In keeping with its mission to expand research, the University of Rochester Medical Center has launched a Lung Biology and Disease Program that unites a dozen top scientists from various departments onto one floor of the UR's newest building at the west end of the campus. The program, which also serves as an umbrella for as many as 40 researchers, will be fully operational by June. Recruitment of new faculty, and some construction and laboratory setups will continue throughout the year.
The new program focuses attention on the lungs and related, modern-day health concerns: toxic exposures due to pollution and chemicals; asthma and other chronic lung ailments; respiratory infections; lung cancer. It will allow the scientists - once separated geographically and by professional discipline - to work more effectively as they investigate lung disease from the molecular stage to how it strikes patients, young and old, and the best treatments on the horizon.
"When you're interested in the disease process, understanding the whole picture is critical," says Deborah A. Cory-Slechta, Ph.D., Dean for Research and director of the Aab Institute of Biomedical Sciences at the UR. "This is a group of very talented physicians and researchers who were interactive already, but the intense, team-based approach will allow them to take advantage of what goes on in each others' labs in a much more dynamic way."
Richard Phipps, Ph.D., professor of Environmental Medicine, Oncology, Microbiology, Immunology and Pediatrics, has been appointed director of the Lung Biology and Disease Program. Phipps, whose research for 19 years at the UR has focused on lung disease and immunology, has a patent pending on a new way of immunizing against a serious infection that afflicts patients with cystic fibrosis and HIV.
"Each organ has its own truly unique aspects in terms of how it gets injured and how it is repaired," Phipps says. "We think it's going to be very productive to focus on the lung from many different angles, as opposed to the approach of studying diseases only at a fundamental level and then applying that knowledge to the lung."
Supporting lung biology research makes sense for a number of reasons:
- The UR has been a leader in this field for years. In the 1980s, for instance, scientists here were instrumental in developing what is now a standard therapy for premature infants, a liquid medication called surfactant that helps tiny, underdeveloped lungs work better. More recently, in environmental medicine, the U.S. Environmental Protection Agency awarded the Medical Center (as one of five sites nationally) an $8 million grant to study the link between exposure to urban air particles and poor health. The association between air pollution and increased death rates is well documented, but now scientists are racing to identify which particles are toxic and why they cause lung disease.
- A cohesive approach will raise the UR's competitive stature and boost funding opportunities. For example, in a visit this month to the National Institutes of Health, Phipps learned of new funding for programs to combat bioterrorism. The UR will pursue grants to investigate how infectious agents find their way to the lungs and the consequences of the toxic exposure. The World Trade Center disaster has also magnified interest into the harm done by inhaled particles.

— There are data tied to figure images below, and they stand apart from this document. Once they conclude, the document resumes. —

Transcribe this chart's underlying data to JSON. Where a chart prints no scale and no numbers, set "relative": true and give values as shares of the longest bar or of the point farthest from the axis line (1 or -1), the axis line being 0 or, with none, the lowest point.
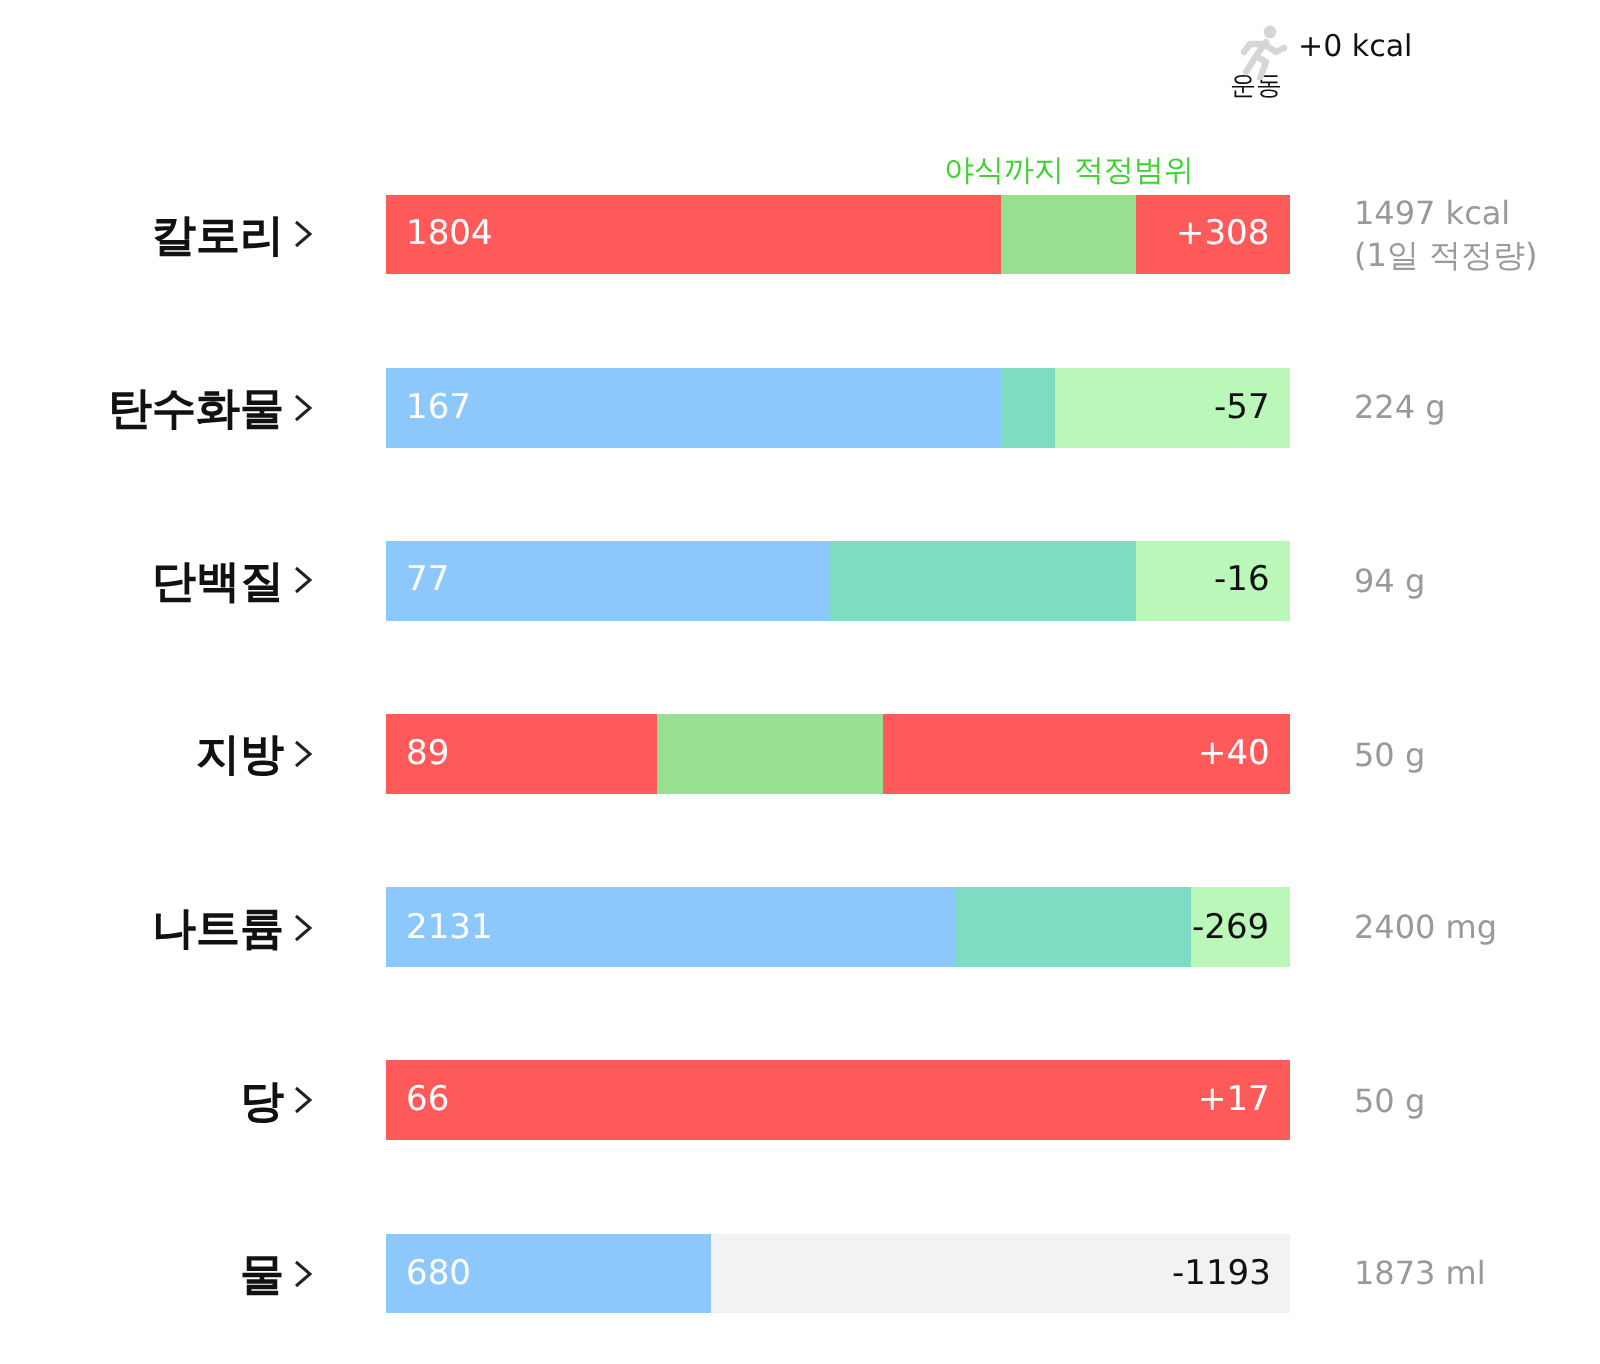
{
  "chart_data": {
    "type": "bar",
    "orientation": "horizontal",
    "stacked": true,
    "relative": true,
    "categories": [
      "칼로리",
      "탄수화물",
      "단백질",
      "지방",
      "나트륨",
      "당",
      "물"
    ],
    "series": [
      {
        "colors": [
          "#ff5a5a",
          "#8cc8fc",
          "#8cc8fc",
          "#ff5a5a",
          "#8cc8fc",
          "#ff5a5a",
          "#8cc8fc"
        ],
        "values": [
          0.68,
          0.68,
          0.49,
          0.3,
          0.63,
          1,
          0.36
        ]
      },
      {
        "colors": [
          "#96e08f",
          "#7edcc2",
          "#7edcc2",
          "#96e08f",
          "#7edcc2",
          null,
          null
        ],
        "values": [
          0.15,
          0.06,
          0.34,
          0.25,
          0.26,
          null,
          null
        ]
      },
      {
        "colors": [
          "#ff5a5a",
          "#baf7b9",
          "#baf7b9",
          "#ff5a5a",
          "#baf7b9",
          "#ff5a5a",
          "#f2f2f2"
        ],
        "values": [
          0.17,
          0.26,
          0.17,
          0.45,
          0.11,
          0,
          0.64
        ]
      }
    ],
    "annotations": [
      "1804",
      "+308",
      "1497 kcal\n(1일 적정량)",
      "167",
      "-57",
      "224 g",
      "77",
      "-16",
      "94 g",
      "89",
      "+40",
      "50 g",
      "2131",
      "-269",
      "2400 mg",
      "66",
      "+17",
      "50 g",
      "680",
      "-1193",
      "1873 ml",
      "야식까지 적정범위",
      "+0 kcal",
      "운동"
    ]
  }
}
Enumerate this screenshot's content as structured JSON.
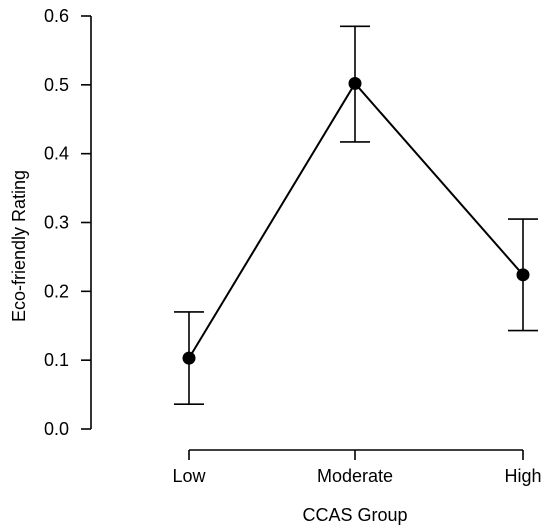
{
  "chart_data": {
    "type": "line",
    "categories": [
      "Low",
      "Moderate",
      "High"
    ],
    "series": [
      {
        "values": [
          0.103,
          0.502,
          0.224
        ],
        "error_low": [
          0.036,
          0.417,
          0.143
        ],
        "error_high": [
          0.17,
          0.585,
          0.305
        ]
      }
    ],
    "xlabel": "CCAS  Group",
    "ylabel": "Eco-friendly Rating",
    "ylim": [
      0.0,
      0.6
    ],
    "yticks": [
      "0.0",
      "0.1",
      "0.2",
      "0.3",
      "0.4",
      "0.5",
      "0.6"
    ],
    "grid": false,
    "colors": {
      "line": "#000000",
      "point": "#000000"
    }
  }
}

- The combined brainpower of cell biologists, immunologists and clinicians should result in new treatments. The lung program will maintain close ties with Strong Memorial Hospital's pulmonary and critical-care divisions, and will give the Medical Center greater access to the newest drugs being tested in clinical trials. A state-of-the-art facility in the basement of the new research building will also open avenues in gene therapy and other modern approaches to lung disease.
Another goal is to recruit new scientists and to encourage mentoring between senior faculty and young researchers. The program will conduct a seminar series and research-in-progress training, as a way to promote regular interactions among lung specialists.
At this point, the lung biology program is funded by existing research grants, including a $1.5 million training grant, directed by Mark Frampton, M.D., for pre-and post-doctoral students that was renewed by the NIH late last year. In addition, the NIH has invited a group of pediatric lung researchers, led by Frank Gigliotti, M.D., to apply for money to investigate the disease process that causes pneumocystic pneumonia, a very active area of research nationally.
Mark Utell, M.D., professor of Medicine in pulmonary and critical care, and co-director of the EPA Center, says the UR is smart to capitalize on a workplace culture that promotes collaboration. "Having the ability to convene top faculty from pediatrics, oncology, pulmonary and environmental medicine into tightly-knit, new laboratories, will position the university for great progress," he says.